- Location: Peru Ancash Region, Huari Province
- Coordinates: 9°31′39″S 77°13′50″W﻿ / ﻿9.52750°S 77.23056°W
- Max. length: 800 metres (2,625 ft)
- Max. width: 280 metres (919 ft)
- Max. depth: 12 metres (39 ft)
- Surface elevation: 4,314 metres (14,154 ft)

= Yanaqucha (Huari) =

Lake in Chavín de Huantar District, Peru

Yanaqucha (Quechua yana "black, very dark", qucha "lake", "black lake", Hispanicized spelling Yanacocha) is a lake in the Cordillera Blanca in the Andes of Peru located in, Chavín de Huantar District, Huari Province, Ancash Region. It is situated at a height of about 4314 m, about 800 m long and 280 m at its widest point. It has a depth of about 12 m. Yanaqucha lies in the Chacpar gorge north-west of Chavín de Huantar belonging to the Huascarán National Park. It supplies the local people with drinking water.

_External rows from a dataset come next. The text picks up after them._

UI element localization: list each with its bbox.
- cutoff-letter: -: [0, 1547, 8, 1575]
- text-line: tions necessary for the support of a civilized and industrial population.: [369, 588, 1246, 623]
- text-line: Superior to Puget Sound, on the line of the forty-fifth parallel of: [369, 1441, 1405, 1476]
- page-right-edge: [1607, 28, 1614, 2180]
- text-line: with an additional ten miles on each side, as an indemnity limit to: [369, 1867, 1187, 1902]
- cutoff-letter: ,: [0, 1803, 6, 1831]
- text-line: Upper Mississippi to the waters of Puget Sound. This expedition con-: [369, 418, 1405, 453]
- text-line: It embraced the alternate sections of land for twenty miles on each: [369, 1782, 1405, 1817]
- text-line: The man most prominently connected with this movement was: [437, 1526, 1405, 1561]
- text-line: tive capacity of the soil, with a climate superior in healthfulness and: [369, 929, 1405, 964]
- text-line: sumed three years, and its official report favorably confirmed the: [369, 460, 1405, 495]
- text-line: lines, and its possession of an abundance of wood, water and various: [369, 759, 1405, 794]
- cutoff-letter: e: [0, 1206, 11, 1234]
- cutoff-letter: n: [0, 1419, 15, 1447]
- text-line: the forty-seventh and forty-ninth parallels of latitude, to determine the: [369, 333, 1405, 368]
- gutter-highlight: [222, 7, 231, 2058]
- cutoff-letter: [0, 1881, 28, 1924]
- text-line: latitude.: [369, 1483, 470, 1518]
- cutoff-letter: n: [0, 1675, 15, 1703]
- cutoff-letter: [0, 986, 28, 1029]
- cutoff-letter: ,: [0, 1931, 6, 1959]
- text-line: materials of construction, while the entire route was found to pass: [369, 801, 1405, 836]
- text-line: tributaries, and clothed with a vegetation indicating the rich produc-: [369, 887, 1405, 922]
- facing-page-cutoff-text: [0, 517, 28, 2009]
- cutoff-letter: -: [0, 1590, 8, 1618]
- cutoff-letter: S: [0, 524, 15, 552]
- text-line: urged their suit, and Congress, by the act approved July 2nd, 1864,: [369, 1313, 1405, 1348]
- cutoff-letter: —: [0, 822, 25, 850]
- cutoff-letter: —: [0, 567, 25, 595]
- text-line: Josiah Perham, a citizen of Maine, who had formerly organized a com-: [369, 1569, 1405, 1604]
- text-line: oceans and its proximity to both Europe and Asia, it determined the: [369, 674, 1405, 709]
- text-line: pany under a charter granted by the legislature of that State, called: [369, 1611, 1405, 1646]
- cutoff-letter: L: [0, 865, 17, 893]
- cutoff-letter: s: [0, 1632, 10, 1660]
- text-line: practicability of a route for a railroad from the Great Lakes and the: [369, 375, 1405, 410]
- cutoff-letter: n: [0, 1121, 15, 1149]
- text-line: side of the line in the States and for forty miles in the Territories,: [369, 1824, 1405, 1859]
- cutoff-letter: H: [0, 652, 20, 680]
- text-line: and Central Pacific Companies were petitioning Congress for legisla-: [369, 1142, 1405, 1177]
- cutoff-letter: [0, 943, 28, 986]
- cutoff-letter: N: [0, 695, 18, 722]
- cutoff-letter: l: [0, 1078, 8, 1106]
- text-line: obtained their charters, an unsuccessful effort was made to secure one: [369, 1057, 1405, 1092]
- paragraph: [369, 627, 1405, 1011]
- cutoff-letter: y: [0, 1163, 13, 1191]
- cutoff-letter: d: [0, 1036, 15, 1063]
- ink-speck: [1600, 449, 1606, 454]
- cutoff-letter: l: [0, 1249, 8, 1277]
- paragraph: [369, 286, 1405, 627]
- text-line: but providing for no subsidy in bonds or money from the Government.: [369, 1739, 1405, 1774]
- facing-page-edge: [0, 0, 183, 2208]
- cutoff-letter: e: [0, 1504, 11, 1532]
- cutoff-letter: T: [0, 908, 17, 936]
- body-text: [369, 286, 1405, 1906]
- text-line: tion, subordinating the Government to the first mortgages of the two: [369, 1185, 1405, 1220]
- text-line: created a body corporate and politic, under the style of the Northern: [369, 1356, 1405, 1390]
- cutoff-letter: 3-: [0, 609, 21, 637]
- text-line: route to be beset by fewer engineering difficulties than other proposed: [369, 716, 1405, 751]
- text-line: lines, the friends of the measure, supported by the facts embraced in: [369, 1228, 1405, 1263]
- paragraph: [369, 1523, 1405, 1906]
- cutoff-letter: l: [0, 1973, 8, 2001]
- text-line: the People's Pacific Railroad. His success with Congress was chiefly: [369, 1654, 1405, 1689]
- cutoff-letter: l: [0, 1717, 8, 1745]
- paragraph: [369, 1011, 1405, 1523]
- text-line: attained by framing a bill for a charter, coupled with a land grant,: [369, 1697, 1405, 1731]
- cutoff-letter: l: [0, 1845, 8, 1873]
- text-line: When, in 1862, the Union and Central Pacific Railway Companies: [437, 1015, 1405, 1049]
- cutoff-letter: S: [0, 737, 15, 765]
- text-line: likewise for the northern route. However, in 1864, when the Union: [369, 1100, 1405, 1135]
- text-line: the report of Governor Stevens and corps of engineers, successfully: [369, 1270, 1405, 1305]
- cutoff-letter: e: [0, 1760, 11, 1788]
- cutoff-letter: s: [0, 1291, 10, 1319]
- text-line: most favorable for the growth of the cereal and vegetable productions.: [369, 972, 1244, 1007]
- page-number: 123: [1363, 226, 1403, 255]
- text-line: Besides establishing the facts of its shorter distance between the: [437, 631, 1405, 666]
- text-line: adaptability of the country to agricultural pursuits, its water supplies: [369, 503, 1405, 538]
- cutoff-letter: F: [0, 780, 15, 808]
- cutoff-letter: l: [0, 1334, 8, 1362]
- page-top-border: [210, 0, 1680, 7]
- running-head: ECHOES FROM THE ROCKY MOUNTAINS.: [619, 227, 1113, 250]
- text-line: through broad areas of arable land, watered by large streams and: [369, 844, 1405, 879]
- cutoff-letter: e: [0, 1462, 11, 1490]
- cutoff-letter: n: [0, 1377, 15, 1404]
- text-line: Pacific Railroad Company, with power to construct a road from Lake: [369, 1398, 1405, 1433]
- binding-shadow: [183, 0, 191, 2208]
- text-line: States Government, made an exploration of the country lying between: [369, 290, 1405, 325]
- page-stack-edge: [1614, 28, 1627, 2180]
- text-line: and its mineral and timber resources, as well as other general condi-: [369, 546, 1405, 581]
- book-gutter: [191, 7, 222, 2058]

The lake is surrounded by plants like ichhu (Stipa ichu), lliqllish qura (Werneria nubigena), warwash hembra (Gynoxis sp.), ankush (Senecio canescens) and champa estrella (Plantago rigida). There is also trout in the lake. This is a place to watch birds like the yellow-billed teal, the blue-winged teal, the Andean gull and the Andean goose.